The standard ‘Opposing’ chapters come next, but here they feel like they produce a coherent narrative of the build-up to the battle, looking at the advantages the British had in each field – officers, ships and plans. We then move on to an excellent account of the battle itself, with each twist and turn seen from both sides, so we get to feel the uncertainty on the German side, the nervousness on the British side (especially when it looked as if the Scharnhorst might escape), and the eventual destruction of the Scharnhorst.
I would quibble slightly with the suggestion that this battle was entirely the last of its kind. It was certainly the last battle in which a British battleship fought an enemy battleship, and the last clash between battleships that only involved surface ships, but the last clash between battleships actually came almost a year later, during the battle of the Surigao Strait on 25 October 1944, part of the battle of Leyte Gulf (although that battle was influenced by air power).
The build up to the battle demonstrates just how big an advantage the British had at sea by 1943. First was the cracking of the German codes, which meant that the British commander, Admiral Fraser, had a pretty good idea what the Germans were doing. Second was superior radar, which would prove to be especially valuable in a battle fought in the dark of an Arctic winter (the Germans also had naval radar, but used it so badly that the Scharnhorst was caught by surprise on three separate occasions during the battle!). Third was much superior experience of active naval operations, which meant that the Admiralty was able to coordinate two naval forces and two convoys, and provide Fraser with an experienced staff. In contrast the German commander, Admiral Bey, was left with a small, inexperienced staff (partly because his predecessor had taken most of his staff with him when he left, but mainly because the German battleships spent most of their time in port, so their staff simply didn’t have the chance to gain experience). Fourth was that the Germans would be badly outnumbered in the fight – Scharnhorst would only be supported by five destroyers, and then only for part of the battle, while the British were able to commit the battleship Duke of York (with more powerful guns than her opponent), four cruisers and eight destroyers to the two covering forces.
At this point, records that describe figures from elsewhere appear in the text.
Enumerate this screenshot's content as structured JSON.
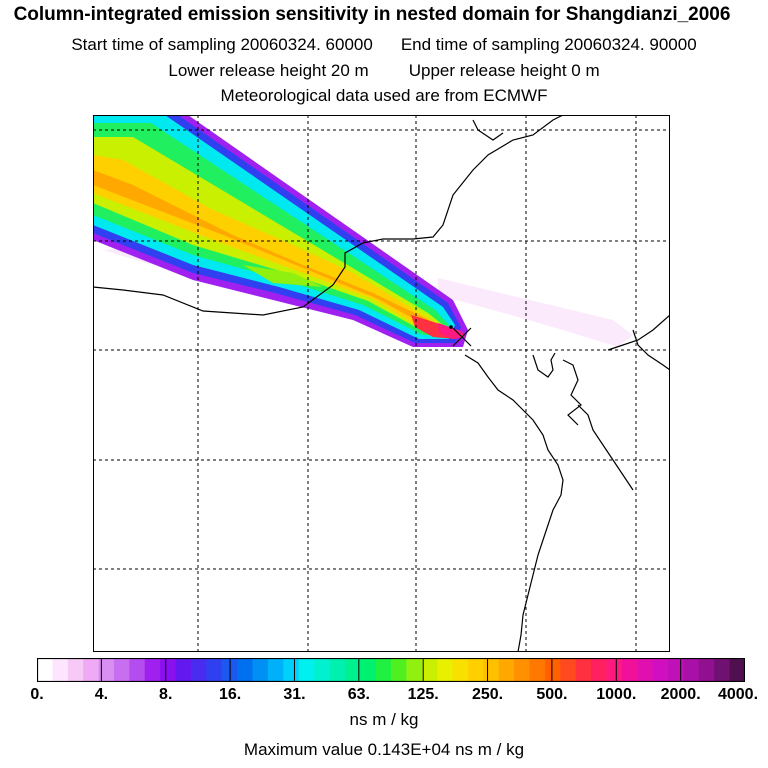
{
  "header": {
    "title": "Column-integrated emission sensitivity in nested domain for Shangdianzi_2006",
    "start_label": "Start time of sampling 20060324. 60000",
    "end_label": "End time of sampling 20060324. 90000",
    "lower_release": "Lower release height   20 m",
    "upper_release": "Upper release height    0 m",
    "met_source": "Meteorological data used are from ECMWF"
  },
  "map": {
    "station": "Shangdianzi",
    "plume_max_color": "#ff1a6a",
    "coastline_color": "#000000",
    "grid_line_style": "dashed"
  },
  "colorbar": {
    "tick_labels": [
      "0.",
      "4.",
      "8.",
      "16.",
      "31.",
      "63.",
      "125.",
      "250.",
      "500.",
      "1000.",
      "2000.",
      "4000."
    ],
    "colors": [
      "#ffffff",
      "#fde6fd",
      "#f7c9f7",
      "#eeaaf4",
      "#d88ff0",
      "#c86ef0",
      "#b44df0",
      "#a020f0",
      "#8a10f0",
      "#6418f0",
      "#4a2cf0",
      "#3040f0",
      "#1c58f0",
      "#0070f0",
      "#0090f4",
      "#00b0f8",
      "#00d0fc",
      "#00f0f0",
      "#00f0d0",
      "#00f0b0",
      "#00f090",
      "#00f070",
      "#20f040",
      "#50f020",
      "#90f010",
      "#c8f000",
      "#e8f000",
      "#f8e000",
      "#ffd000",
      "#ffc000",
      "#ffa800",
      "#ff9000",
      "#ff7800",
      "#ff6000",
      "#ff4a20",
      "#ff3040",
      "#ff2060",
      "#ff1a80",
      "#f0109a",
      "#e010b0",
      "#d010c0",
      "#c010b8",
      "#a810a8",
      "#901090",
      "#701070",
      "#501050"
    ],
    "units": "ns m / kg"
  },
  "footer": {
    "max_value": "Maximum value  0.143E+04 ns m / kg"
  }
}
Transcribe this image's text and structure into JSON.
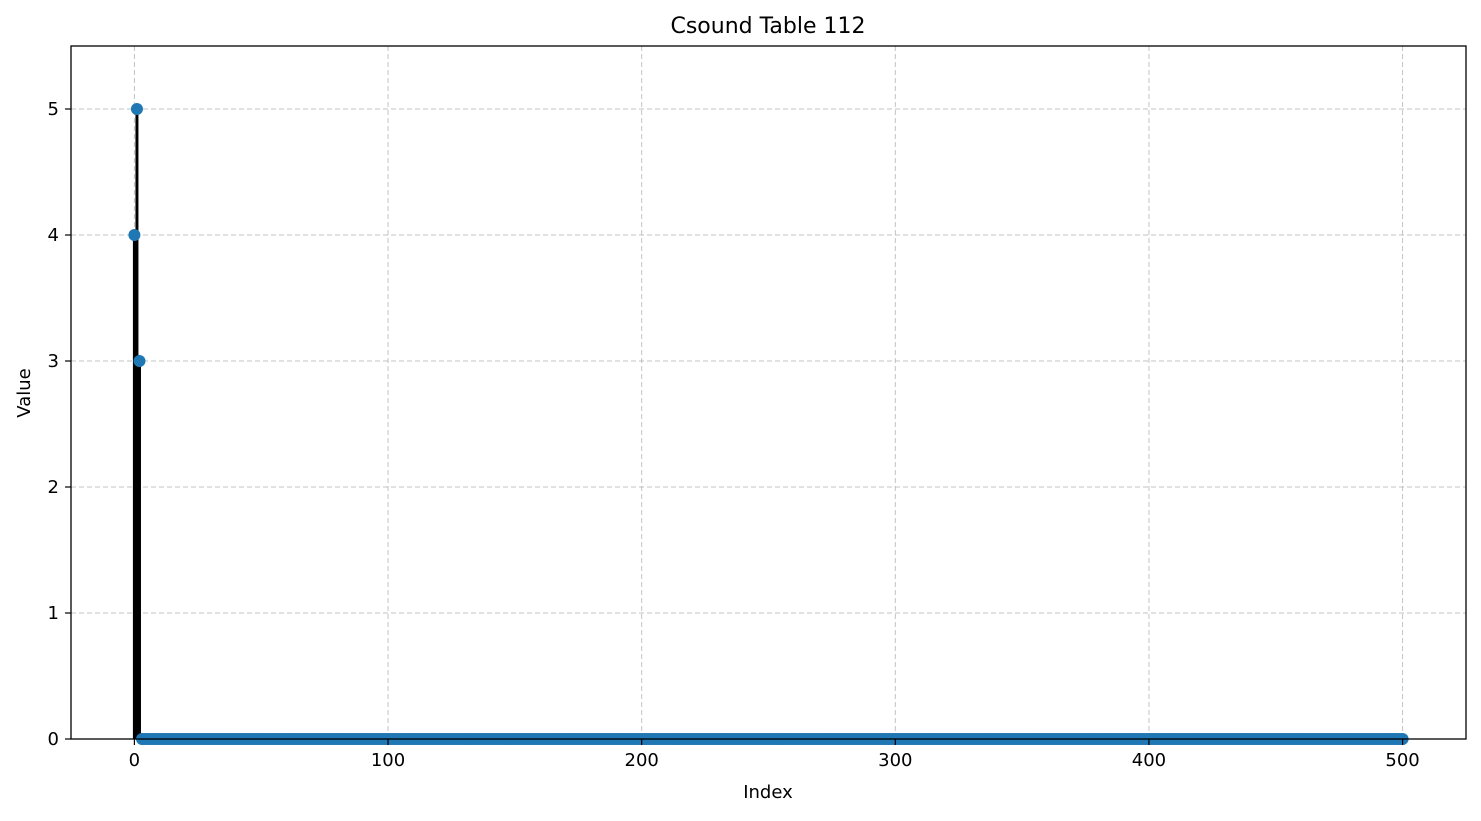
{
  "chart_data": {
    "type": "stem",
    "title": "Csound Table 112",
    "xlabel": "Index",
    "ylabel": "Value",
    "xlim": [
      -25,
      525
    ],
    "ylim": [
      0,
      5.5
    ],
    "xticks": [
      0,
      100,
      200,
      300,
      400,
      500
    ],
    "yticks": [
      0,
      1,
      2,
      3,
      4,
      5
    ],
    "grid": true,
    "grid_style": "dashed",
    "marker_color": "#1f77b4",
    "stem_color": "#000000",
    "length": 501,
    "nonzero_points": [
      {
        "x": 0,
        "y": 4
      },
      {
        "x": 1,
        "y": 5
      },
      {
        "x": 2,
        "y": 3
      }
    ],
    "default_value": 0
  }
}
The account of the battle itself makes it clear that despite all of their advantages, the British victory owned a remarkable amount to luck! Even the British radar was comparatively short range, so there was a great deal of chance involved in when and if the two forces actually found each other. At the start of the clash the Scharnhorst actually got into a good position to attack one of the convoys involved, but didn’t realise this and missed the chance. Twice she was able to use her superior speed to escape from the British cruisers, and the Scharnhorst was almost out of range when a lucky hit from the Duke of York, fired under radar guidance with their opponent out of sight, hit in just the right place to cut the Scharnhorst’s speed.